Hâlbuki Batı’da Jülyen Takvimi’ne on gün ilave edilerek 1582’den beri güneş yılını 365 gün 5 saat 48 dakika olarak kabul eden “Gregorien Takvim” kullanılmaktadır. Avrupa ile olan ilişkiler dolayısıyla Osmanlı Devleti bu takvimi de kullanmaya başlayınca, takvimler üçlenmiş olmuştur. 1917’de “Rumi Takvim ile Miladi Takvim” arasında 13 günlük bir fark oluşmuştur. Dolayısıyla 1332 yılı Şubat ayının 16. günü 1333 Mart’ının ve Miladi 1917 yılı Mart’ının birinci günü sayılmış, aradaki fark ortadan kaldırılmıştır.
Cumhuriyet döneminde yapılan yeni düzenlemeler arasında takvim konusu da gündeme getirilmiş, Batı ile uyum sağlamak ve ilişkilerdeki zorlukları aşmak için “Miladi Takvim (Gregorien Takvim) ‘ine geçmek uygun görülmüştür. Çünkü Batılı ülkelerin kullandığı “Miladi Takvim”, artık Uluslararası bir takvim haline gelmiştir. “Miladi Takvim” in başlangıcı olarak ise Hz. İsa’nın doğum günü esas ele alınmış ve takvim yılı olarak da güneş yılı kabul edilmiştir.
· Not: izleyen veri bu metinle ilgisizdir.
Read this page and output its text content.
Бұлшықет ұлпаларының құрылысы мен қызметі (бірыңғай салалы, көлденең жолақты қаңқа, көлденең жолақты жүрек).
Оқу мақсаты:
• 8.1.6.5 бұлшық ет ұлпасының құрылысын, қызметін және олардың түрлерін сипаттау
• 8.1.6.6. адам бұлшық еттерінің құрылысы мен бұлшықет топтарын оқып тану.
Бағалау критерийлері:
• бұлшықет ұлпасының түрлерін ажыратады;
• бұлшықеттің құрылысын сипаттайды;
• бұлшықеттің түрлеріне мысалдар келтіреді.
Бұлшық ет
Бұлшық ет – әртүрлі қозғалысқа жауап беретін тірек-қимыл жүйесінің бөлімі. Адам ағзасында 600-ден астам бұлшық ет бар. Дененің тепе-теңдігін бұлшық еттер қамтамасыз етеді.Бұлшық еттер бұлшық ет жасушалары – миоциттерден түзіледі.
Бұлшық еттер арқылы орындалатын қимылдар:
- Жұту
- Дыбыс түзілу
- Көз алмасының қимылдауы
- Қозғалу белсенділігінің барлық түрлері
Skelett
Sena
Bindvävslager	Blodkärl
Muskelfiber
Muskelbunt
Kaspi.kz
Sonuçta, saat ve takvim değişikliği konusunda yasal düzenlemeleri içeren çalışmalar başlatılmış ve 26 Aralık 1925’te kabul edilen kanunlarla “Hicri ve Rumi Takvim” kaldırılarak yerine “Miladi Takvim” kabul edilerek Rumî 1341 yılının son gününü takip eden gün 1926 yılı Ocak ayının birinci günü olarak kabul edilmiştir.
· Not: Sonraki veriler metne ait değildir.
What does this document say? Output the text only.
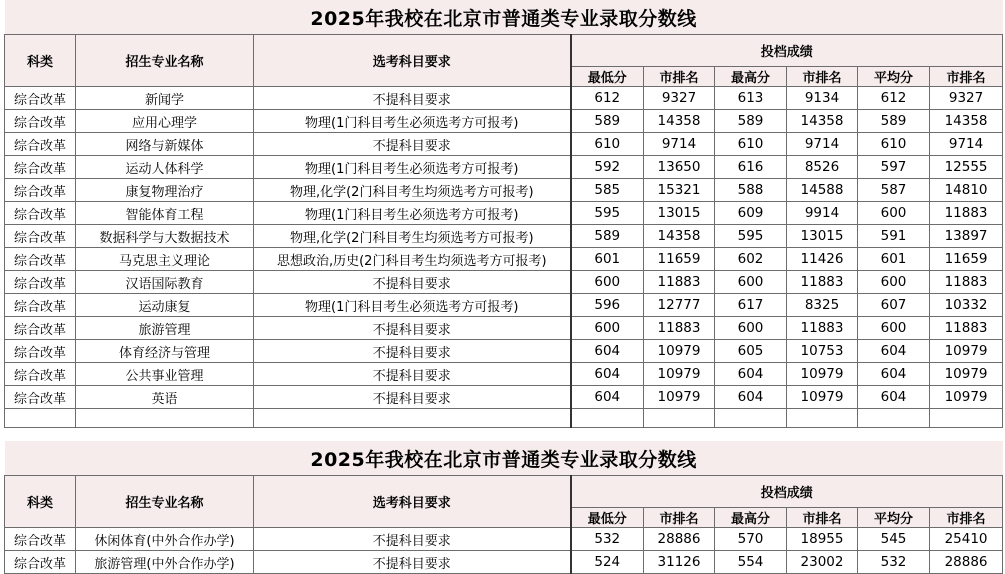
2025年我校在北京市普通类专业录取分数线								
科类	招生专业名称	选考科目要求	投档成绩					
			最低分	市排名	最高分	市排名	平均分	市排名
综合改革	新闻学	不提科目要求	612	9327	613	9134	612	9327
综合改革	应用心理学	物理(1门科目考生必须选考方可报考)	589	14358	589	14358	589	14358
综合改革	网络与新媒体	不提科目要求	610	9714	610	9714	610	9714
综合改革	运动人体科学	物理(1门科目考生必须选考方可报考)	592	13650	616	8526	597	12555
综合改革	康复物理治疗	物理,化学(2门科目考生均须选考方可报考)	585	15321	588	14588	587	14810
综合改革	智能体育工程	物理(1门科目考生必须选考方可报考)	595	13015	609	9914	600	11883
综合改革	数据科学与大数据技术	物理,化学(2门科目考生均须选考方可报考)	589	14358	595	13015	591	13897
综合改革	马克思主义理论	思想政治,历史(2门科目考生均须选考方可报考)	601	11659	602	11426	601	11659
综合改革	汉语国际教育	不提科目要求	600	11883	600	11883	600	11883
综合改革	运动康复	物理(1门科目考生必须选考方可报考)	596	12777	617	8325	607	10332
综合改革	旅游管理	不提科目要求	600	11883	600	11883	600	11883
综合改革	体育经济与管理	不提科目要求	604	10979	605	10753	604	10979
综合改革	公共事业管理	不提科目要求	604	10979	604	10979	604	10979
综合改革	英语	不提科目要求	604	10979	604	10979	604	10979

2025年我校在北京市普通类专业录取分数线								
科类	招生专业名称	选考科目要求	投档成绩					
			最低分	市排名	最高分	市排名	平均分	市排名
综合改革	休闲体育(中外合作办学)	不提科目要求	532	28886	570	18955	545	25410
综合改革	旅游管理(中外合作办学)	不提科目要求	524	31126	554	23002	532	28886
Aynı gün, saatlerde de ezani (alaturka) saat yerine de Milletlerarası Saat sistemi resmi saat olarak kabul edilmiştir. Hâlbuki Osmanlı Devletinde “ezani saat” alaturka saat kullanılıyordu. Buna göre gün 12 saatlik 2 dilime ayrılıyor, güneşin batışı 12 kabul edilmekteydi. Batıda ise günü 24 saate ayıran öğlen vaktini 12 olarak kabul eden alafranga saat güneş saati yürürlükteydi. Bu nedenle 697 sayılı Yasa ile günü 24 saate bölen vasati güneş saati (alafranga), ülkede tek resmi zaman ölçüsü olarak kabul edilmiştir. Ancak ezani saat, resmi işlemler dışında isteyenlerce kullanılabilecektir.
Okumada karşılaşılan güçlükler ve yeni harflere geçişin söz konusu olduğu günlerde, 20 Mayıs 1928’de kabul edilen 1288 sayılı Yasa ile uluslararası rakamlara geçiş kabul edilmiştir. Gündelik hayatla ilgili düzenlemeler sonraki yıllarda da devam etmiştir. 26 Mart 1931 tarihinde çıkarılan kanunla arşın, endaze, okka, çeki gibi eski ağırlık ve uzunluk ölçüleri kaldırılmış, yerine metre, kilogram gibi kıta Avrupa’sının kullanmış olduğu ölçüler kabul edilmiştir. Böyle bir uygulamaya geçmekle, hem iç piyasalardaki uygulamalara birlik getirilmiş ve hem de uluslararası ticari-ekonomik ilişkilerde uyum içine girilmiştir. Birbiri ardınca gerçekleşen devrimlerle birçok konuda Batı ile uyum içine giren Türkiye Cumhuriyeti, hafta tatili konusunda da çağdaş dünya ile ayrı düşüyordu. İslâm dünyasında tatil günü Cuma idi. Bu durum Batı ile olan her türlü siyasal, ekonomik vs. ilişkileri aksatıyordu. Nitekim 17 Şubat 1923’te İzmir’de toplanan “Türkiye İktisat Kongresi”nde Türkiye’de hafta tatilinin “Cuma” olduğuna ilişkin bir karar alınması… ;
Cuma Tatili:
Madde 1- Cuma günü bütün Türkiye sekenesi için resmi tatil günüdür. (Müttefikan kabul).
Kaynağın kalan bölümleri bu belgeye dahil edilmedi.